Knowledge as a Kind of Friendship
Everyone knows what knowledge is, but knowledge itself can be difficult to think about. What does it mean for a person to be knowledgeable? If someone knows a lot about one thing, but very little about anything else, can they still be considered a knowledgeable person? What is the difference between knowledge and intelligence?
Questions about knowledge are unending. New perspectives on knowledge are always welcome, even if they are sometimes hard to decipher. In a recent spell of intellectual sadomasochism I read What is Philosophy by Gilles Deluze and Felix Guattari. It was not an easy read. Perhaps it is better in its native French, but I found the whole thing to be obtuse and redundant. The authors are (or I suppose were) obviously brilliant philosophers, but maybe not the greatest teachers. Teachers should be easy to understand. Deluze and Guattari are certainly not.
But perhaps I don’t give them enough credit. Teachers are also supposed to present new ways of thinking. A passage early on in What is Philosophy inspired me to think about knowledge in a way I had never thought before.

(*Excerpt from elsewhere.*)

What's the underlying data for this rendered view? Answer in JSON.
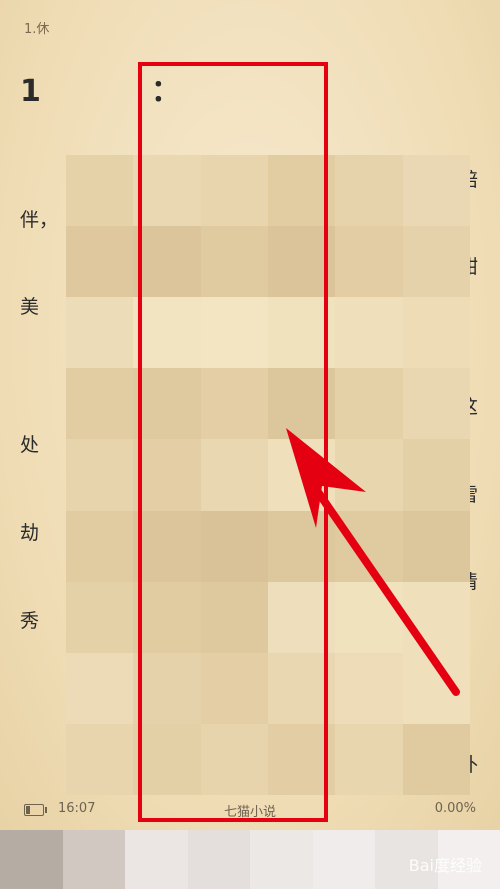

Knowledge is often seen as a kind of mastery. For example, a student can demonstrate knowledge of multiplication through mastery of the times tables. But do you really know your times tables the way you know stuff you care about? I know my times tables, but not the same way I know the Star Wars canon. I know about Star Wars because I care about Star Wars in a way that is almost reminiscent of the way I care about my friends and family. Maybe, instead of simple mastery, knowledge can be seen as a kind of friendship.
From What Is Philosophy:
“We will see that concepts need conceptual personae that play a part in their definition. Friend is one such persona that is even said to reveal the Greek origin of philo-sophy: other civilizations had sages, but the Greeks introduce these “friends” who are more than modest sages. The Greeks seem to have confirmed the death of the sage and to have replaced him with philosophers- the friends of wisdom who seek wisdom but do not formally possess it…
Wisdom has changed a great deal. It is even more difficult to know what friend signifies, even and especially among the Greeks. Does it designate a type of competent intimacy, a sort of material taste and potentiality, like that of the joiner with wood – is the potential of wood latent in the good joiner; is he the friend of wood?”
That is a great brainful of words, and I admit I’m not completely sure what they mean, but I think they are presenting the following idea: To really know something is to be friends with it. Thus, the carpenter is the friend of wood. The doctor is the friend of medicine. Or, maybe, the doctor is the friend of health, and the insurance man is the friend of over-priced medicine. Even if that is not what Deluze and Guattari are saying, I still think its a cool idea.
The champion is the friend of victory. The loser is the friend of defeat . The zoologist is the friend of animals and the taxonomist is the friend of classification. The astronomer is the friend of the stars, while the astrologist is the friend of the mystical cosmos.
So, then, is the war historian the friend of war? Maybe, but I think not. The soldier is the true friend of war. The war historian is the friend of history, and probably the enemy of war, for war does a lot of bad stuff it doesn’t want people to remember.
Just like with your friends, it is best to not jealously guard your knowledge from others. Just like with your friends, it is best not to be envious of the knowledge of others.
Is knowledge really like friendship, though? Can you really know sub-Saharan history, or particle physics, the way you know your best friend? And if knowledge is indeed a kind of friendship, then is the philosopher the friend of knowledge itself, or is the philosopher the friend of Truth instead?